I have came back to my problem. Mocks in jest. Specifically, for fs. I have learned a lot from my struggles. I learned better how different modules connect to each other. What I should expect of certain functions. What was the idea behind the examples I found.
Concretely, in code
Examples of fs mocks that I have found used them for different kind of functions as compared to mine. I saw one with passing an object, however my readFile function only takes in a file name. Here's how it is right now, by the way:
function readFile(file) {
try {
if (file.match(".*(.txt|.md)$")) {
//read the file
let fullText = fs.readFileSync(file, "utf8");
//formatting if it's an .md file
if (file.match(".*(.md)$")) {
//replacing strings
fullText = fullText.replace(/_ /g, "<i>");
fullText = fullText.replace(/ _/g, "</i>");
fullText = fullText.replace(/__ /g, "<b>");
fullText = fullText.replace(/ __/g, "</b>");
fullText = fullText.replace(/### /g, "<h3>");
fullText = fullText.replace(/ ###/g, "</h3>");
fullText = fullText.replace(/## /g, "<h2>");
fullText = fullText.replace(/ ##/g, "</h2>");
fullText = fullText.replace(/# /g, "<h1>");
fullText = fullText.replace(/ #/g, "</h1>");
fullText = fullText.replace(/---/g, "<hr>");
}
//future functionality of choosing the element you want to use
let element = "p";
//divide text into paragraphs
const paragraphs = fullText.split(/\r?\n\r?\n/);
let title = paragraphs[0];
let htmlParagraphsArray = [];
//put them all into an array
for (let i = 0; i < paragraphs.length; i++) {
if (i == 0)
//only the first paragraph is the title
htmlParagraphsArray.push(`<h1>${title}</h1>`);
else {
htmlParagraphsArray.push(
`<${element}>${paragraphs[i]}</${element}>`,
);
}
}
//put them all into a single string, every paragraph starts from a new line
let texts = htmlParagraphsArray.join("\n");
return { texts: texts, title: title };
}
} catch (e) {
throw `Error in reading file ${file}, ${e}`;
}
}
As you can see, I have a bunch of things happening at the same time in a single funciton. I now understand more what modular functions should look like. And why they should be that way.

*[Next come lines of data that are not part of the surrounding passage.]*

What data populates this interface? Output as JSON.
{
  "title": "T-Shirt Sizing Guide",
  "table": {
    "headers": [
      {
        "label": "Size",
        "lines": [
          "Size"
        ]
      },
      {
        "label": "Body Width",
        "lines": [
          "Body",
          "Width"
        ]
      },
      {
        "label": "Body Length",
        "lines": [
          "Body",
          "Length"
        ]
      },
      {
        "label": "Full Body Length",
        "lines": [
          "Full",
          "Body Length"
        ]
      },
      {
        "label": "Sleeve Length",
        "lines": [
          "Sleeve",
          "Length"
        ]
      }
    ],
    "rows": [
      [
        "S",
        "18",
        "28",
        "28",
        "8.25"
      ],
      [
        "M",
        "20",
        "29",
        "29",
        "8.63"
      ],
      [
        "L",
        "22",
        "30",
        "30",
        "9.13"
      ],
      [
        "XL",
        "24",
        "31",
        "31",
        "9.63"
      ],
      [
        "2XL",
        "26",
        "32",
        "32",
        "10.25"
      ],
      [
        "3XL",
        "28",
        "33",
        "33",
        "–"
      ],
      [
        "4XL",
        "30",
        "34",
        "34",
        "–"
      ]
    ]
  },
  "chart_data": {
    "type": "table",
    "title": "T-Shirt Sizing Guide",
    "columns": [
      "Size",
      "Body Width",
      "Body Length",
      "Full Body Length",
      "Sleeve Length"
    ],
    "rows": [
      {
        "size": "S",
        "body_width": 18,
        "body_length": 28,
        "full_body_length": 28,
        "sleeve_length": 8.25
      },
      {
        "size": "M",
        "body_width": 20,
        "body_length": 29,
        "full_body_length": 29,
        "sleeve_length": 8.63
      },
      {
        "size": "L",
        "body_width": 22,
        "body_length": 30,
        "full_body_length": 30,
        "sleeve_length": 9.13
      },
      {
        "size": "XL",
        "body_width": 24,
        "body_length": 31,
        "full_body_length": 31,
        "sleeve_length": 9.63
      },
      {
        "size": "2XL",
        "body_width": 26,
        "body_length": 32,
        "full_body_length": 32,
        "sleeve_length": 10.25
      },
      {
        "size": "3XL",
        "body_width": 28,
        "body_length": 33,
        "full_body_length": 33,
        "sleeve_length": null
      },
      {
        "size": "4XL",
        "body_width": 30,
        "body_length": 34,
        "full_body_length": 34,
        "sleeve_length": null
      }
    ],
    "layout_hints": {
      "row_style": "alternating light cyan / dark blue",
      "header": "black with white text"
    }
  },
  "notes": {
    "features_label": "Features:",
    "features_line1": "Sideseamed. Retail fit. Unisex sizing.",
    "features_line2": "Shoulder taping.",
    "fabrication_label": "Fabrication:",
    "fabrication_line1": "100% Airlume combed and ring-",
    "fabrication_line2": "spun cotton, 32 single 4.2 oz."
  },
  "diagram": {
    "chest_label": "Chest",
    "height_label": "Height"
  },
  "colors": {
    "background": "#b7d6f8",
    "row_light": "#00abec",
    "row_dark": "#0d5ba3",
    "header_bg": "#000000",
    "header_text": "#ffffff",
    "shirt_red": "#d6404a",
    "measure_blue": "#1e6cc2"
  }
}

I'm not sure if I can still properly use the fs mock though. I don't know if I can replace the fs.readFileSync
with the mock fs
. I would imagine that's how it should work, but I don't actually know.

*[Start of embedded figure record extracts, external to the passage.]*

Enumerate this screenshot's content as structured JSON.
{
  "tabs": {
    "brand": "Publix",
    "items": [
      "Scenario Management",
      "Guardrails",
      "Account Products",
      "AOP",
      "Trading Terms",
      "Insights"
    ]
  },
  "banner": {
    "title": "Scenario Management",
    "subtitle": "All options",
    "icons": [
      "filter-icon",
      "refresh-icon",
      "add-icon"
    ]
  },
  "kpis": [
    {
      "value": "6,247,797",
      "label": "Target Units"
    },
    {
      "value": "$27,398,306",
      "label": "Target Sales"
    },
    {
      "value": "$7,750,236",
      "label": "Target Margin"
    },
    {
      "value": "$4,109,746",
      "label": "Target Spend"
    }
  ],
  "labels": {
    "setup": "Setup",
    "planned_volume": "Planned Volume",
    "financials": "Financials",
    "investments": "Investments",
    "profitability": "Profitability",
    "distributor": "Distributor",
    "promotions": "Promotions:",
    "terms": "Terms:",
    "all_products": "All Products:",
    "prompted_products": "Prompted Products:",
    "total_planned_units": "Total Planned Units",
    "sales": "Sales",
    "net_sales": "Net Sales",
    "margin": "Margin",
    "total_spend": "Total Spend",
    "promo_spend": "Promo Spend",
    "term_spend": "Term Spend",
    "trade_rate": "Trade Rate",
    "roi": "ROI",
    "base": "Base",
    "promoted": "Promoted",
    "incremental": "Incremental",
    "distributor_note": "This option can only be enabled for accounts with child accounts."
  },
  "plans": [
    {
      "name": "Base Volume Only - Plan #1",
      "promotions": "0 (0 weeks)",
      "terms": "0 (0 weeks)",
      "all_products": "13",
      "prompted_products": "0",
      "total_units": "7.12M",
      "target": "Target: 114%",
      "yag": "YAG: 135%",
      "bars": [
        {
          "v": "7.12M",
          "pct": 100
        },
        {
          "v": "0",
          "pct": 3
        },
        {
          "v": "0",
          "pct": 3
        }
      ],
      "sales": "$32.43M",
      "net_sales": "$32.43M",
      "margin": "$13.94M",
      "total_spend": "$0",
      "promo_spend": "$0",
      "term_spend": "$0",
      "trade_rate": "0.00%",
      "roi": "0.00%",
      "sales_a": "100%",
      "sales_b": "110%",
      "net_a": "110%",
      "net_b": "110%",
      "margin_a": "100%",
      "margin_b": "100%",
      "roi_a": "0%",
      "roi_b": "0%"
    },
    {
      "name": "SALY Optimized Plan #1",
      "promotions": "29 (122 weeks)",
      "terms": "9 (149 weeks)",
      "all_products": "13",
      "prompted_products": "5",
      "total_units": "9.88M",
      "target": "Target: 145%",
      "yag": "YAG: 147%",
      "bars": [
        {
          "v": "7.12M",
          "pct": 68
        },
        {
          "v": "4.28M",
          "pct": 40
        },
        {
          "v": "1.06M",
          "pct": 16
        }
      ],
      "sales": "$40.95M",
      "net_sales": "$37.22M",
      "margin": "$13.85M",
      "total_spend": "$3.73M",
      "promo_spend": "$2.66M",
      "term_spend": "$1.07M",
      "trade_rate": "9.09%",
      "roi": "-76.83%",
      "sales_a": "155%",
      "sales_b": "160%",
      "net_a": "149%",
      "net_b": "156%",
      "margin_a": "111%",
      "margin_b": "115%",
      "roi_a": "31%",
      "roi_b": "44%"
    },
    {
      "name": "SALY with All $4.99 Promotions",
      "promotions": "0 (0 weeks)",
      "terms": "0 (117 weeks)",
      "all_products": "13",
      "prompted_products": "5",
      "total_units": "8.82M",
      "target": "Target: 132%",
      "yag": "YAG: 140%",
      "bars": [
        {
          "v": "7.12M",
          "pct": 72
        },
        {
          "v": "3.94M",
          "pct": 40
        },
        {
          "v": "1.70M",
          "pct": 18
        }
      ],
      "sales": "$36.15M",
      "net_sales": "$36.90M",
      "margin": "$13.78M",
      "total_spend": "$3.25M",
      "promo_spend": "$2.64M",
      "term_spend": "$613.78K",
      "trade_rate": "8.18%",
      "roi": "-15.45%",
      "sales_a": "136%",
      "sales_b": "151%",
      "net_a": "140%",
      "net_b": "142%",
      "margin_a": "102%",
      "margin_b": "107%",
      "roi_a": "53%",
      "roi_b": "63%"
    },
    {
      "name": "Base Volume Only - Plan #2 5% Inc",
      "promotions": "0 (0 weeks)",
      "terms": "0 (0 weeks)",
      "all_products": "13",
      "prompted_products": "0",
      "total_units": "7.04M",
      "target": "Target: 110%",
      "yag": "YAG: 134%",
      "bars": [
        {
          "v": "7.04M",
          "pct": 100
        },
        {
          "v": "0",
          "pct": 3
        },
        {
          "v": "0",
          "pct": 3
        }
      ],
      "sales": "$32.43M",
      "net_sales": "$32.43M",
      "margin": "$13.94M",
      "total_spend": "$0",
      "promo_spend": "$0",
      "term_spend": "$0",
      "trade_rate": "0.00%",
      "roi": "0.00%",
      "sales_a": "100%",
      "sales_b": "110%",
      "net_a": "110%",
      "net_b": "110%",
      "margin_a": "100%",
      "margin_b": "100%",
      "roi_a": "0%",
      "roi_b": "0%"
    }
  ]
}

I could restructure my whole code to match the style where I'd pass an object, but that wouldn't solve the fs mocking problem. I think I'm just missing a basic concept here.
Long story short, I couldn't make half of the tests I wanted work because of fs. After I removed some of them, I apparently did something else wrong and I couldn't pass my own actions' checks. In the end I just copied an older version from main to reset my problematic code. I also realised I couldn't really test a function I tried to test, since it went on calling other ones, which would eventually get to one which shouldn't work anyway. That would fail the test I set up, which I didn't understand at first.
Actions
Learning about github actions was useful. It wasn't a difficult process to set up, but it explained a lot what I saw in other projects. It connects everything together. You just run tests and they have to pass - it's that simple.
Other people's tests
As I was looking at other people's code I noticed a totally different structure. I also found it difficult to find something to contribute to, seemed that everyone had all their functions covered.
I might have to restructure my whole code system to match testing expectations. It won't be just me guessing how to divide things by their functionality anymore - now I know what a testing function wants.